The Function `ifdiag'

The function `ifdiag' applies rules 4, 5, and 6 of Section 2 to a diagonal matrix in hat format. Thus, to step through the long example in Section 2, enter A = diag([-1 -2 0 -3]), G = newhat(A), and G = ifdiag(G). The last of these commands will carry out the first step of the computation, which amounts to the operation G = rcop(G,1,1,4,3) determined by rule 4. Since the matrix is no longer diagonal, the next few steps are accomplished by G = algo(G) until the next diagonal matrix is reached. Using the up arrow key, enter another G = ifdiag(G) to accomplish the next step, then repeat G = algo(G) until another diagonal matrix is reached, and so forth. (If you want to see just the evolution of the 4x4 matrix as it is shown in Section 4, replace G = ifdiag(G) with G = ifdiag(G); unhat(G) and G = algo(G) with G = algo(G); unhat(G).)

If, by mistake, you apply `ifdiag' to a matrix that is not diagonal, nothing will be done, and a message will be displayed stating that the matrix must be diagonal. If you apply `ifdiag' to a strongly diagonal matrix, nothing will be done and a message will be displayed stating that the matrix is strongly diagonal.

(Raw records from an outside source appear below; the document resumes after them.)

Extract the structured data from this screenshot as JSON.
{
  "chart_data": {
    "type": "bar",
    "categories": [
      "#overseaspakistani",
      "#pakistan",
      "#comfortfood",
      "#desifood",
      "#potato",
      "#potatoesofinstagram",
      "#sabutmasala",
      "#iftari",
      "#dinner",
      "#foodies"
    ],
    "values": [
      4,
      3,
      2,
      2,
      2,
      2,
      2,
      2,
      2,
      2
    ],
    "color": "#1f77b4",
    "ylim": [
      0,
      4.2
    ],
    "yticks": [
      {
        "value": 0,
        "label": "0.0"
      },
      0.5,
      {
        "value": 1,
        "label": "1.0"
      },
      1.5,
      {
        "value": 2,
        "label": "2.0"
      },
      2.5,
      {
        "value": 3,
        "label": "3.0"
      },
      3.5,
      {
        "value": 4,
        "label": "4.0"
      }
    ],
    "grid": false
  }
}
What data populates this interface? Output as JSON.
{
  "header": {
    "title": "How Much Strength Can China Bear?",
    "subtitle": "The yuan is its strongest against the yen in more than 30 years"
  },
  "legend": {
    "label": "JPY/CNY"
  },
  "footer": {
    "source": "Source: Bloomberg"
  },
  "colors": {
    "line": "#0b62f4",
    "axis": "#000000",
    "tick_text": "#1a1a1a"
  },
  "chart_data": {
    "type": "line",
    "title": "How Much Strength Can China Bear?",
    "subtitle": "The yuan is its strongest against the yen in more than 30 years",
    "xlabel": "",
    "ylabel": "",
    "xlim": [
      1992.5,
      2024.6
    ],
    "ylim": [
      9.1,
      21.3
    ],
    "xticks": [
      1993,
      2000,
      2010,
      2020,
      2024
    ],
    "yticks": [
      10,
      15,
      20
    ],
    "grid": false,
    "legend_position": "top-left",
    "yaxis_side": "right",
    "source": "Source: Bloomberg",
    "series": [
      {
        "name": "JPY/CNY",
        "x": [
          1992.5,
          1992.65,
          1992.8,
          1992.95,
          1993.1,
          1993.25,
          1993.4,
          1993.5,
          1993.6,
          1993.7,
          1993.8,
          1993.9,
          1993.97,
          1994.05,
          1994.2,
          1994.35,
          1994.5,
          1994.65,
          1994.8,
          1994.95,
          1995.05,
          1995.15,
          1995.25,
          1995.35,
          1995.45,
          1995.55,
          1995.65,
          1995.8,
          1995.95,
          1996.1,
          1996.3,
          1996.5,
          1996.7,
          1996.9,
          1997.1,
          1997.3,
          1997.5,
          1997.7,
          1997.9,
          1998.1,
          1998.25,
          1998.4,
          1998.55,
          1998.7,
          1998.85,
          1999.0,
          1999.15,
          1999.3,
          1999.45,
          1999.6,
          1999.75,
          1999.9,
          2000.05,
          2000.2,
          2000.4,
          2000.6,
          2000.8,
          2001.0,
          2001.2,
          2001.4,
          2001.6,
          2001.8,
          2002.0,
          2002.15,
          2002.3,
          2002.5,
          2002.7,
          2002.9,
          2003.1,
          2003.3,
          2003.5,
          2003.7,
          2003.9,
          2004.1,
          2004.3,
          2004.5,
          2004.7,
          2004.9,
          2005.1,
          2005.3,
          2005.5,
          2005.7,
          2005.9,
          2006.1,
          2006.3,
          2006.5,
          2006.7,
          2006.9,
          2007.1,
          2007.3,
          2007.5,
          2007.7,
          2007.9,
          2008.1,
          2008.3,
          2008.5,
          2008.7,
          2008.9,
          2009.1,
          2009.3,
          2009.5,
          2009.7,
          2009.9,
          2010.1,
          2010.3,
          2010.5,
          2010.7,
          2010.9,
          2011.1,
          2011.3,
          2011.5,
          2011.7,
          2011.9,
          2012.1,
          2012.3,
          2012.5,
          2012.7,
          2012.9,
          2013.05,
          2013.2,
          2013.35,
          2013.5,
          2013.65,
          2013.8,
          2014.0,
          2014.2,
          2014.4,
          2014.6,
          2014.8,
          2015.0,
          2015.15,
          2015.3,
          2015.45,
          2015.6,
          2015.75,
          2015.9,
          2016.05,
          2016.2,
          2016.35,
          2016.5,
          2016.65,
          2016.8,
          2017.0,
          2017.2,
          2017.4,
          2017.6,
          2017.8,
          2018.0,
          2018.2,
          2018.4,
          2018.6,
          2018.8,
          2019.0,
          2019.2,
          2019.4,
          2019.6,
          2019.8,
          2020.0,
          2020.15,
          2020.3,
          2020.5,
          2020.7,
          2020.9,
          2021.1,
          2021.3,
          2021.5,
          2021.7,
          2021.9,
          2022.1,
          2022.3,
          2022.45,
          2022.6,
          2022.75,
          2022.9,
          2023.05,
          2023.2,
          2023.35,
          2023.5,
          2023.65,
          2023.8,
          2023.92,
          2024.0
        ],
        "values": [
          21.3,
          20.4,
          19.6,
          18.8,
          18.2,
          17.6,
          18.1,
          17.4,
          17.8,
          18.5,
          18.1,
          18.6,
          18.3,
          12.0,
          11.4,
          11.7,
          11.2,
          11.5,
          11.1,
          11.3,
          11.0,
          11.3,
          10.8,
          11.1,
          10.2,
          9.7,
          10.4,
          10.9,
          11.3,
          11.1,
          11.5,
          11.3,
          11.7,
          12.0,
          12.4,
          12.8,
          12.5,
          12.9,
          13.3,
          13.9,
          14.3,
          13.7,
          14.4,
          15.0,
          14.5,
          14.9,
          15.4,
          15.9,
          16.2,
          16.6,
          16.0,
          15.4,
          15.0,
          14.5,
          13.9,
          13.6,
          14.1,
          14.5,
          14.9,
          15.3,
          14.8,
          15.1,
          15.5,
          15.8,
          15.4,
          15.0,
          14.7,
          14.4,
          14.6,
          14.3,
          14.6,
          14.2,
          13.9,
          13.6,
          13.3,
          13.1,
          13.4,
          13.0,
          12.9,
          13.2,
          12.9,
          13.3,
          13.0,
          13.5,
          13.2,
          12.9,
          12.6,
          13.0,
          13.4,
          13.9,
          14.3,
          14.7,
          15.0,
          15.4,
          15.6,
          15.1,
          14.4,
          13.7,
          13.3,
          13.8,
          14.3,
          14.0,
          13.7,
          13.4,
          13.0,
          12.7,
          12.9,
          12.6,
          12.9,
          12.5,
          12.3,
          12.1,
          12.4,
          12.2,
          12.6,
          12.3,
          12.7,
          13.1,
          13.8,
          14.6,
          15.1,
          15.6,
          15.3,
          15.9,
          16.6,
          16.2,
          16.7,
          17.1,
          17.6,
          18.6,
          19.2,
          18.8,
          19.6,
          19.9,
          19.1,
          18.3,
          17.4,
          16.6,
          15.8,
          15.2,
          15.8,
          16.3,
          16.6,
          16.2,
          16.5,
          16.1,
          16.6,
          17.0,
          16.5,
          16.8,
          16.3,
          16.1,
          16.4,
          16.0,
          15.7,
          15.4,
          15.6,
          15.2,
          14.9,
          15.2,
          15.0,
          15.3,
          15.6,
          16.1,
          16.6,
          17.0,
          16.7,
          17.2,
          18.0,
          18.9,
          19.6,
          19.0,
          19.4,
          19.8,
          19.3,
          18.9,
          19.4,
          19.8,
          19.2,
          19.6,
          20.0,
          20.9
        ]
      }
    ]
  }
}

When ifdiag is used to supplement the function `algo' of Chapter 2---that is, to implement all rules 1-3, 1'-3', and 4-6 of Section 2---the resulting algorithm suffices to find a strongly diagonal matrix equivalent to any given matrix. The procedure is to enter the given matrix A, then enter G = newhat(A), and repeatedly enter G = algo(G) (using the up arrow key, of course). Whenever algo produces a diagonal matrix, use G = ifdiag(G). Eventually, the result of `ifdiag' will be a message stating that the matrix is now strongly diagonal. The command [D,M,N] = unhat(G) then produces unimodular matrices M and N such that MAN is the unique strongly diagonal matrix D equivalent to A.

To convince yourself that this algorithm must eventually terminate (that is, must reach a strongly diagonal matrix) you might try to find relatively small matrices with relatively small entries for which many steps are executed before the algorithm terminates.